According to genetic theory, plants of a particular species have a 25% chance of being red-flowering, independently of other plants. Find the normal approximation to the chance that among 10,000 plants of this species, more than 2400 are red-flowering.
estimate approximate standard deviation to be 2400/4=600
mu=2500, standard deviation 600, above 2400
My calculator says... 0.5662
http://davidmlane.com/hyperstat/z_table.html
To find the normal approximation to the chance that among 10,000 plants of this species, more than 2400 are red-flowering, we can use the central limit theorem.
The central limit theorem tells us that when a large sample size is used, the distribution of sample proportions becomes approximately normal, regardless of the shape of the population distribution.
In this case, we are dealing with a large sample size of 10,000 plants. The proportion of red-flowering plants for each plant is 25% or 0.25.
To apply the normal approximation, we can consider this as a binomial distribution problem. Let X be the number of red-flowering plants out of 10,000. X follows a binomial distribution with n = 10,000 and p = 0.25.
Now, we want to find the probability that more than 2400 plants are red-flowering, which can be expressed as P(X > 2400).
To use the normal approximation, we calculate the mean (μ) and standard deviation (σ) of the binomial distribution:
μ = n * p = 10,000 * 0.25 = 2500
σ = sqrt(n * p * (1 - p)) = sqrt(10,000 * 0.25 * 0.75) = 43.30 (approximately)

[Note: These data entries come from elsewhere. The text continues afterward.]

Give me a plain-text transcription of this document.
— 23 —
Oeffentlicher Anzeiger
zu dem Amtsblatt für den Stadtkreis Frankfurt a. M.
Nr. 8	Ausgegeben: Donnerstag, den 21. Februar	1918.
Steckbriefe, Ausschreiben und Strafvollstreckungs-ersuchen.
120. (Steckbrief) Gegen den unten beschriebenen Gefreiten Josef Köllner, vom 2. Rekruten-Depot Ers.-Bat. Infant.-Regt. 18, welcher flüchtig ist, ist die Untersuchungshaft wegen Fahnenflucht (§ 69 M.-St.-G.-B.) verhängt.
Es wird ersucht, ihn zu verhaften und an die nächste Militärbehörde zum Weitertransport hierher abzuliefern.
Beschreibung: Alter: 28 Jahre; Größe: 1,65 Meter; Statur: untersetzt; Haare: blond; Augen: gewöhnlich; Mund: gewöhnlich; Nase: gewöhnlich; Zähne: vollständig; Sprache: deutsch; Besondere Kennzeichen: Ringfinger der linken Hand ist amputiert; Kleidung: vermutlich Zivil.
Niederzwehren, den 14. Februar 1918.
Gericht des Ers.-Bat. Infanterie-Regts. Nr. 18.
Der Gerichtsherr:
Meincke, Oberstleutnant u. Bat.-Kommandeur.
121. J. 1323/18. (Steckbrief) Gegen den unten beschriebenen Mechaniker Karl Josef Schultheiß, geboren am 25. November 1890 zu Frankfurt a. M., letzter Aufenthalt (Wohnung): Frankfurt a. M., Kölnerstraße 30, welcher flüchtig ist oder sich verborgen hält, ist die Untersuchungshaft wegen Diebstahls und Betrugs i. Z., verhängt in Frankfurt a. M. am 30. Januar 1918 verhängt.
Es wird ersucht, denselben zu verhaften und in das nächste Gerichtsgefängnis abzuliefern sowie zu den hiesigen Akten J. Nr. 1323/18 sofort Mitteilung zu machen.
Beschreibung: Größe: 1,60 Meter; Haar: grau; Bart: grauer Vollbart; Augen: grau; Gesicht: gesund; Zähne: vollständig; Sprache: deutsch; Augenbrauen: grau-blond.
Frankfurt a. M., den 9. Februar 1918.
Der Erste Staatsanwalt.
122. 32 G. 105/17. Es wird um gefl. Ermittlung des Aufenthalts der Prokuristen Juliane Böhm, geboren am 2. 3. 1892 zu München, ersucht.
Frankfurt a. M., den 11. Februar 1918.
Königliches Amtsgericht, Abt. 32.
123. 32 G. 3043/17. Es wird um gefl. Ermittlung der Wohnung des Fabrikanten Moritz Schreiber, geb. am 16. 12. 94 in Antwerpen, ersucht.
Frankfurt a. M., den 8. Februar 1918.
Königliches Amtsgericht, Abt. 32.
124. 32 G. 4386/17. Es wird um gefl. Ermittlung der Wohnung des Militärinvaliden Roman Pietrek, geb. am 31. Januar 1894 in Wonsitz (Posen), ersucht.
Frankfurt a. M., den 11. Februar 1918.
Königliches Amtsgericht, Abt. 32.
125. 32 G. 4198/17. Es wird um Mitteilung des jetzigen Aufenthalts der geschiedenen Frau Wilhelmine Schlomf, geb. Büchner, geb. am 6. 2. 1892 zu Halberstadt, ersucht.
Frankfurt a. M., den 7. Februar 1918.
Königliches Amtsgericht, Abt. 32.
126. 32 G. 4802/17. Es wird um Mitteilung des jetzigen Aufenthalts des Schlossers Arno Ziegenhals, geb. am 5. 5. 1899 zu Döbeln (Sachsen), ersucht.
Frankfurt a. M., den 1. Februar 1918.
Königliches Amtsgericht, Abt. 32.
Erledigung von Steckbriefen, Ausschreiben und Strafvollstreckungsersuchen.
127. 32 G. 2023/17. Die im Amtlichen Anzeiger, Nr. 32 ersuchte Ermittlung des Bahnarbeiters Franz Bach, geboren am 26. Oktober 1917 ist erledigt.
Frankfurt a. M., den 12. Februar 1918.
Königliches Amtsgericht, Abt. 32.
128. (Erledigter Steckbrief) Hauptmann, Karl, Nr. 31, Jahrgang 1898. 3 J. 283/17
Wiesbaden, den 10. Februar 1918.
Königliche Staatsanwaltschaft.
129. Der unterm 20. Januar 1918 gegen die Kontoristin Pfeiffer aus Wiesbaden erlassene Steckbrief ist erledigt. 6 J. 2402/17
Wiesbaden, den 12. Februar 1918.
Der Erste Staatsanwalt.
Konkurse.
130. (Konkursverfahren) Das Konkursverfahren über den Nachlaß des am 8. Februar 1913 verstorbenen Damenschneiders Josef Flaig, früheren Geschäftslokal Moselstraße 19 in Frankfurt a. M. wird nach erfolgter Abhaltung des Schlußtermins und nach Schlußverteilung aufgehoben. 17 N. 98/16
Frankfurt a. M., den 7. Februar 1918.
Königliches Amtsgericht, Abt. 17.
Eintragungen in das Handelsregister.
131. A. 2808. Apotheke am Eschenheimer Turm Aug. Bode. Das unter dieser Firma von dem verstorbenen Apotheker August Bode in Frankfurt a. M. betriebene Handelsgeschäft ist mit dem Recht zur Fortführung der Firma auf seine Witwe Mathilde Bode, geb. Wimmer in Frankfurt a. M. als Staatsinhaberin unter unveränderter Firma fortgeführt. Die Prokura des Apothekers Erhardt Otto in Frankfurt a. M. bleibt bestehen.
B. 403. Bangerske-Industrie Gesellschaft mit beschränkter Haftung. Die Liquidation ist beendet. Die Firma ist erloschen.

Now, we can standardize the binomial distribution using the z-score formula:
z = (x - μ) / σ
where x is the number of red-flowering plants we are interested in.
In this case, we want to find P(X > 2400), which is equivalent to finding P(X ≥ 2401) since the binomial distribution is discrete. Hence, we calculate the z-score for x = 2401:
z = (2401 - 2500) / 43.30 = -2.29 (approximately)
Now, we need to find the probability of z being greater than -2.29. This can be found using the standard normal distribution table or a statistics calculator.
Looking up the z-score of -2.29 in the standard normal distribution table, we find that the probability is approximately 0.011.
Therefore, the normal approximation to the chance that among 10,000 plants of this species, more than 2400 are red-flowering is approximately 0.011 or 1.1%.